今日は強めの風が吹いており、体感にして春先程度のため、熱中症になることはないだろう。涼し気な風鈴が頭上で鳴っている。
(こっちに来て何日経ったかな)
思えば短い間に色んな事があった。トンネルを潜り抜けた先で天狗に出会い、能力に目覚め、そして今では怪異討伐に出向いている。まるで冒険活劇の世界に迷い込んだようで、何となく主人公たちの心境が理解できた気がした。
「お待たせ。お茶持ってきたわ」
枯れ始めたヒマワリを見つめながら思い耽っていると、はたてが二人分のグラスを持って現れた。外界で購入したグラスには、井戸で冷やした麦茶が注がれており、彼女も隣に座るつもりなのだとすぐに分かった。サンカはお礼を一言述べ、差し出された麦茶を受け取る。
「なあはたて」
「何?」
「どこに座って……」
「どこって、膝だけど?」
「降りてくれると嬉しいんだけども。麦茶が飲めないんだ」
「え~ちょっとくらい良いでしょ?それよりも、なんか顔赤いよ?もしかして……照れてる?」
「ちっ、違う!これは照れてるんじゃなくてその……」
照れ隠しの否定の言葉を述べようとした途端、鈍い痛みが両目に走った。ゴミが目に入った時とは異なる、どちらかと言えば目の内側から痛みが来るような感覚に、サンカは小さく呻く。はたては異常に気付いて膝の上から飛び降りると、サンカの前で屈んで彼の手を握った。
「サンカ?ねえどうしたの?どこか痛むの?」
「……だ、大丈夫だよ。心配いらない……から」
不安にさせまいと今できる精一杯の笑顔で誤魔化していると、段々と痛みが引いて来た。彼女も落ち着いたのを見計らって、流れ出た大粒の涙を拭き取ってくれたが、その面持ちは未だ暗い。
「ねえ、本当に何ともないの?本当に無理してないの?」
「大丈夫だよこれくらい。なんて事……ないよ」
「……」
「仲が良いわね。羨ましいわ」
「……紫さん」
介入する頃合いを窺っていたのか、会話が途切れたタイミングで紫が現れた。また依頼かと思ったが、どうやら今回は違うらしい。

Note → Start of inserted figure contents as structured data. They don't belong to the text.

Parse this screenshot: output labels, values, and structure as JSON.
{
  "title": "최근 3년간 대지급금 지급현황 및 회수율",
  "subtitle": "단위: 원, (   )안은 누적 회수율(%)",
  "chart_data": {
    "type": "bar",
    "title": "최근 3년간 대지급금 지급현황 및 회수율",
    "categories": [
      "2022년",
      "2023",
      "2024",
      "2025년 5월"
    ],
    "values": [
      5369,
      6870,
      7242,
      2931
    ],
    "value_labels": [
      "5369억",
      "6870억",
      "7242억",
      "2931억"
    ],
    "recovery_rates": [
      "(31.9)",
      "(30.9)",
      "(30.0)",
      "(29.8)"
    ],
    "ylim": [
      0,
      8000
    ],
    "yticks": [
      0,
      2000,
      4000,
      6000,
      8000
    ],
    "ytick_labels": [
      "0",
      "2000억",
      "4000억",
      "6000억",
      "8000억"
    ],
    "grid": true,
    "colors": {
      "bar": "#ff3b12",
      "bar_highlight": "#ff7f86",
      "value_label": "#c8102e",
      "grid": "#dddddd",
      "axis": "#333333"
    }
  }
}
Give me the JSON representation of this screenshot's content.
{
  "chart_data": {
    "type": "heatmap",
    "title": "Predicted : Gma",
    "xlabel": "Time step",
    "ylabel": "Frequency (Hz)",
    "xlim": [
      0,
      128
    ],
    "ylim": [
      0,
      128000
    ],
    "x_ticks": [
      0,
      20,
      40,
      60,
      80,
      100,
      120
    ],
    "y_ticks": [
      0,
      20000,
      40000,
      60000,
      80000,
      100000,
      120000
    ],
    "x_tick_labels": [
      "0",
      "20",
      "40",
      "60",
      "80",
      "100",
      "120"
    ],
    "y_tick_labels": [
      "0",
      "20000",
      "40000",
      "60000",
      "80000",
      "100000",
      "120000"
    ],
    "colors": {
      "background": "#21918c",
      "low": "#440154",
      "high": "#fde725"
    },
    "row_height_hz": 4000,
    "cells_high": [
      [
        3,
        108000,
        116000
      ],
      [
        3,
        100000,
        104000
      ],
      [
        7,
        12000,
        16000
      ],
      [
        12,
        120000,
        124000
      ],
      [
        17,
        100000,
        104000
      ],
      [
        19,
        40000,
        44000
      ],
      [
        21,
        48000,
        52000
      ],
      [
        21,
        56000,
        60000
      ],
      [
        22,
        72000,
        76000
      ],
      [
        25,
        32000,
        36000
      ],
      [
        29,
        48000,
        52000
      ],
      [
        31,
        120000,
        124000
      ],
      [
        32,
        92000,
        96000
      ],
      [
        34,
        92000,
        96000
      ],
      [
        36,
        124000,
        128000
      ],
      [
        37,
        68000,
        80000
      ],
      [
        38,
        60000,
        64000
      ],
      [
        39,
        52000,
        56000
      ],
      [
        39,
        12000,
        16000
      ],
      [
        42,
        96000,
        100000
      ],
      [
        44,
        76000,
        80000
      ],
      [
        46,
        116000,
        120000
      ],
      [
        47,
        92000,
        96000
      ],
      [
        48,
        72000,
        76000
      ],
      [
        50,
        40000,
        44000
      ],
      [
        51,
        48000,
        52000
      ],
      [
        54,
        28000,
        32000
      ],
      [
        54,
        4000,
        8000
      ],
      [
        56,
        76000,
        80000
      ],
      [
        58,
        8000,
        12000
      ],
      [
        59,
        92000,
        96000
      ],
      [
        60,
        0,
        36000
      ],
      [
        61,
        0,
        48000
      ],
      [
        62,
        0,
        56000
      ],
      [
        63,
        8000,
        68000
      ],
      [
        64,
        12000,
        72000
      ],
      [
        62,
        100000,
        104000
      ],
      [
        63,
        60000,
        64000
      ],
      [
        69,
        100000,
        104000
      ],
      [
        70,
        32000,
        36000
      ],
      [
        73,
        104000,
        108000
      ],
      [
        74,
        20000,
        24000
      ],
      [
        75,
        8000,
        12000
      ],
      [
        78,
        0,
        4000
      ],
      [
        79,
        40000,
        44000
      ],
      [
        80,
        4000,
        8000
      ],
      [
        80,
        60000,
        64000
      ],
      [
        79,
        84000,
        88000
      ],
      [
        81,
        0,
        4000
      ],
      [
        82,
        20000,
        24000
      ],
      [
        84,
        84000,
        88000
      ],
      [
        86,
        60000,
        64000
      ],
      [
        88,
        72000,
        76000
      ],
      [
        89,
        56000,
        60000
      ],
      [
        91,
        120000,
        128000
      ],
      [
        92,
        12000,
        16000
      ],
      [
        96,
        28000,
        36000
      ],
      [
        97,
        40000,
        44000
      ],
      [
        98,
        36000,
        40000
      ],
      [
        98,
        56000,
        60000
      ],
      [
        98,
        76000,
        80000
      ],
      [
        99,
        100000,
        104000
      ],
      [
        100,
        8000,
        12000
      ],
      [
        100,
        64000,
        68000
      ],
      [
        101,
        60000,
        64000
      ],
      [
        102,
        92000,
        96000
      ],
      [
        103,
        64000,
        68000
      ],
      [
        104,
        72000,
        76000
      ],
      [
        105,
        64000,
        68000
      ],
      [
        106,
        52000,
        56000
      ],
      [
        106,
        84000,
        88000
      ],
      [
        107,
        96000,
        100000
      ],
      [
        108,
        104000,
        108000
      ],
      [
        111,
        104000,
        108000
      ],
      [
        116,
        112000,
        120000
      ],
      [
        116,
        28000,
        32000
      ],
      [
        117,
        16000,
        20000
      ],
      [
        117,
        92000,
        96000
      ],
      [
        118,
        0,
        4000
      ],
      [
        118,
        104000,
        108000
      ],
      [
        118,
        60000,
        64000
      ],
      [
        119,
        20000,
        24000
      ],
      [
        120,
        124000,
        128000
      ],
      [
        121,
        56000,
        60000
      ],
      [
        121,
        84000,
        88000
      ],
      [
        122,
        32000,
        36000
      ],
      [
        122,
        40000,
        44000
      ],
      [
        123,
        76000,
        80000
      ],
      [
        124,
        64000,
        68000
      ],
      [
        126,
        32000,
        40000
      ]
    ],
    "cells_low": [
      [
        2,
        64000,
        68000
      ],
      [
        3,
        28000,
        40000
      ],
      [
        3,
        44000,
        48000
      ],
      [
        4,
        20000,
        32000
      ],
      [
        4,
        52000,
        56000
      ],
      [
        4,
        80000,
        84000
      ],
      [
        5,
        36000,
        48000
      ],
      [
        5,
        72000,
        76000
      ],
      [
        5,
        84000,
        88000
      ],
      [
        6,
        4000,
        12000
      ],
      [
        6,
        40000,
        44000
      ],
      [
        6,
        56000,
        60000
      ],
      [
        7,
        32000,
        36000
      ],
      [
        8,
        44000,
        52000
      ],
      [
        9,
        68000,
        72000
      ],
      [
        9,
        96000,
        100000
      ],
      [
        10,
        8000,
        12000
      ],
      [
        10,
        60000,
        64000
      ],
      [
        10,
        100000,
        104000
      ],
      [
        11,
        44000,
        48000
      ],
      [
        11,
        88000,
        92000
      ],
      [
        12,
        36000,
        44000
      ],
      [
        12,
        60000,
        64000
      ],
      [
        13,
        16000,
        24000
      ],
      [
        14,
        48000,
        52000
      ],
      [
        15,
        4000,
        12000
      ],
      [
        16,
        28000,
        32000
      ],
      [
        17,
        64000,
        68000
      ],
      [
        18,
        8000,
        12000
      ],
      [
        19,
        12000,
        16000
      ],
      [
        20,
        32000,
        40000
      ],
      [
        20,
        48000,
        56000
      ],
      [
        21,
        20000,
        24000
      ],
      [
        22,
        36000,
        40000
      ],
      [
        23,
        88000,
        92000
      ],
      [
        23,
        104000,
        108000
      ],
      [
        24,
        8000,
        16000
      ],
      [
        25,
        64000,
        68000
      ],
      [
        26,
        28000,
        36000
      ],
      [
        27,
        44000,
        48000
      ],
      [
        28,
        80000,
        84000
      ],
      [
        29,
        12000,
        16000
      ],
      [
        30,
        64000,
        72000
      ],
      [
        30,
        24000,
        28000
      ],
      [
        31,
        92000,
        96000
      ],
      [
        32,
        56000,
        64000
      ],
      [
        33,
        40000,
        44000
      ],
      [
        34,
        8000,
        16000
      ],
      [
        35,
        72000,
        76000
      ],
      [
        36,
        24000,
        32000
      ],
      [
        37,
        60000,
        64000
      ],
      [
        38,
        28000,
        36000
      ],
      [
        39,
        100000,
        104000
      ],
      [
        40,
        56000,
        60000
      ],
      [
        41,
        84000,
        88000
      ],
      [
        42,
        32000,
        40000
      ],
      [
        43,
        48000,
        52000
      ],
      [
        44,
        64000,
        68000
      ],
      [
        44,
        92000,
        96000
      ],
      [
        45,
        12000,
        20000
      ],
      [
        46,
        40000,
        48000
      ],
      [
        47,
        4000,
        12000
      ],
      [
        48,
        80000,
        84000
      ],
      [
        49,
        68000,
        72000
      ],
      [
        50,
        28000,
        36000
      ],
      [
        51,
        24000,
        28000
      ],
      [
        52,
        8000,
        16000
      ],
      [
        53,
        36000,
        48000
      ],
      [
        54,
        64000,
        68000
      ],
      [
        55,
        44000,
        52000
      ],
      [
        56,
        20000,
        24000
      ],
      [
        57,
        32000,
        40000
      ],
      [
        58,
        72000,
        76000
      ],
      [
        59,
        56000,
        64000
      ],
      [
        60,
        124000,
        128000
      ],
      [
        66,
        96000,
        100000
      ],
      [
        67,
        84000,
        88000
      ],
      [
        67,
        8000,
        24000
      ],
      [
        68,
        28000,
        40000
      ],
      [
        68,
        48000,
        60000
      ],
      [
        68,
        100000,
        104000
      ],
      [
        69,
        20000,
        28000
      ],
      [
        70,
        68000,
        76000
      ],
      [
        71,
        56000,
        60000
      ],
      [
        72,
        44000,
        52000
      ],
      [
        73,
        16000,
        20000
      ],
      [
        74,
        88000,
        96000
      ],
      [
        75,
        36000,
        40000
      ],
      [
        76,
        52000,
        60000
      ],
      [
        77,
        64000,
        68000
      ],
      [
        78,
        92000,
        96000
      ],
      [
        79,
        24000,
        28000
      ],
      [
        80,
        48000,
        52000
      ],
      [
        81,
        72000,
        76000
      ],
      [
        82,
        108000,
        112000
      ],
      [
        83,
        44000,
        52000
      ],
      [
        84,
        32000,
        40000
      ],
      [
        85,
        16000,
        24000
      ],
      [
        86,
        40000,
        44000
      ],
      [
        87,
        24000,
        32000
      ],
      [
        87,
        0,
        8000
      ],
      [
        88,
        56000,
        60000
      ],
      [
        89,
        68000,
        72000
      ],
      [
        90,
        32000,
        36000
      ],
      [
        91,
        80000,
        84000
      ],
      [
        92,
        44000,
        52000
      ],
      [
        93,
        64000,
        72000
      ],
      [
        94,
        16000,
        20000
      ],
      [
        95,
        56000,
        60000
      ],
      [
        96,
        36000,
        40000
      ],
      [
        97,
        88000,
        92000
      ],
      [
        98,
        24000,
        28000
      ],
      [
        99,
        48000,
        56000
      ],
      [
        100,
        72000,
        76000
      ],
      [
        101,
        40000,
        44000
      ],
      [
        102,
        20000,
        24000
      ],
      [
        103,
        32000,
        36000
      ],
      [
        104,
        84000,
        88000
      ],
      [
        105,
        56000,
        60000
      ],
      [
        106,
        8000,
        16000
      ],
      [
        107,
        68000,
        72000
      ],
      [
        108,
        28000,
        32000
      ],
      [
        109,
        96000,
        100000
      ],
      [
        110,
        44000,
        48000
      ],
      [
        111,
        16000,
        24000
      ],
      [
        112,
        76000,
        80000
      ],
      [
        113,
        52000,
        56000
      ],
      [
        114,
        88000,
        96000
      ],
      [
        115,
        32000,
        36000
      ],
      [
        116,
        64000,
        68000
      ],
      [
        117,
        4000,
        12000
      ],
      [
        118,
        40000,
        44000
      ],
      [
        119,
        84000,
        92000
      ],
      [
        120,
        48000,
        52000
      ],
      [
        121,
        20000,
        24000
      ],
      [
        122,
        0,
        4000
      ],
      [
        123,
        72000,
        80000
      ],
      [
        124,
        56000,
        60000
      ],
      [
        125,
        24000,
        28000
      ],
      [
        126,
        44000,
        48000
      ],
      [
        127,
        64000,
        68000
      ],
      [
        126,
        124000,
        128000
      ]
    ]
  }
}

「暇そうだから、ちょっとしたお誘いをしに来たのよ。今日は博麗神社でお祭りがあるのは知ってるかしら?」
「ええ。存じてます」
今にも飛び掛かりそうなはたてを押さえつつ、紫の問いに答えた。博麗神社と言えば、はたてに危険だから行くなと強く言われた場所だ。凶暴な輩がいるらしいが、そんな場所で祭り事とは肝が据わっている。きっと相当な実力者が多く集まるのだろう。
「知っているのなら話が速いわ。貴方と弾幕勝負をしたがってる娘が居るのよ」
「弾幕勝負ですか……あれは痛いからなぁ」
「あら、別に必ず来いと言っている訳では無いのよ?ただ、祭りという事は宴会もあるから、何かしら美味しい料理もあるんじゃないかしら?」
チラリとはたてを見ながら言うと、彼女は痛い所を付かれたような声を出した。彼女としては行きたいらしく、うー、と唸っている。
「一緒に行こうよ。今なら能力だって使えるし、弾幕だって作れるから」
「うーん……」
はたては悩んだ末、何か閃いたような顔をして承諾した。何か黒くドロドロした雰囲気が渦巻いている気もするが。
「それじゃあ、今晩は楽しめると良いわね」
紫はそう言うと、甘い香の匂いを残して消えて行った。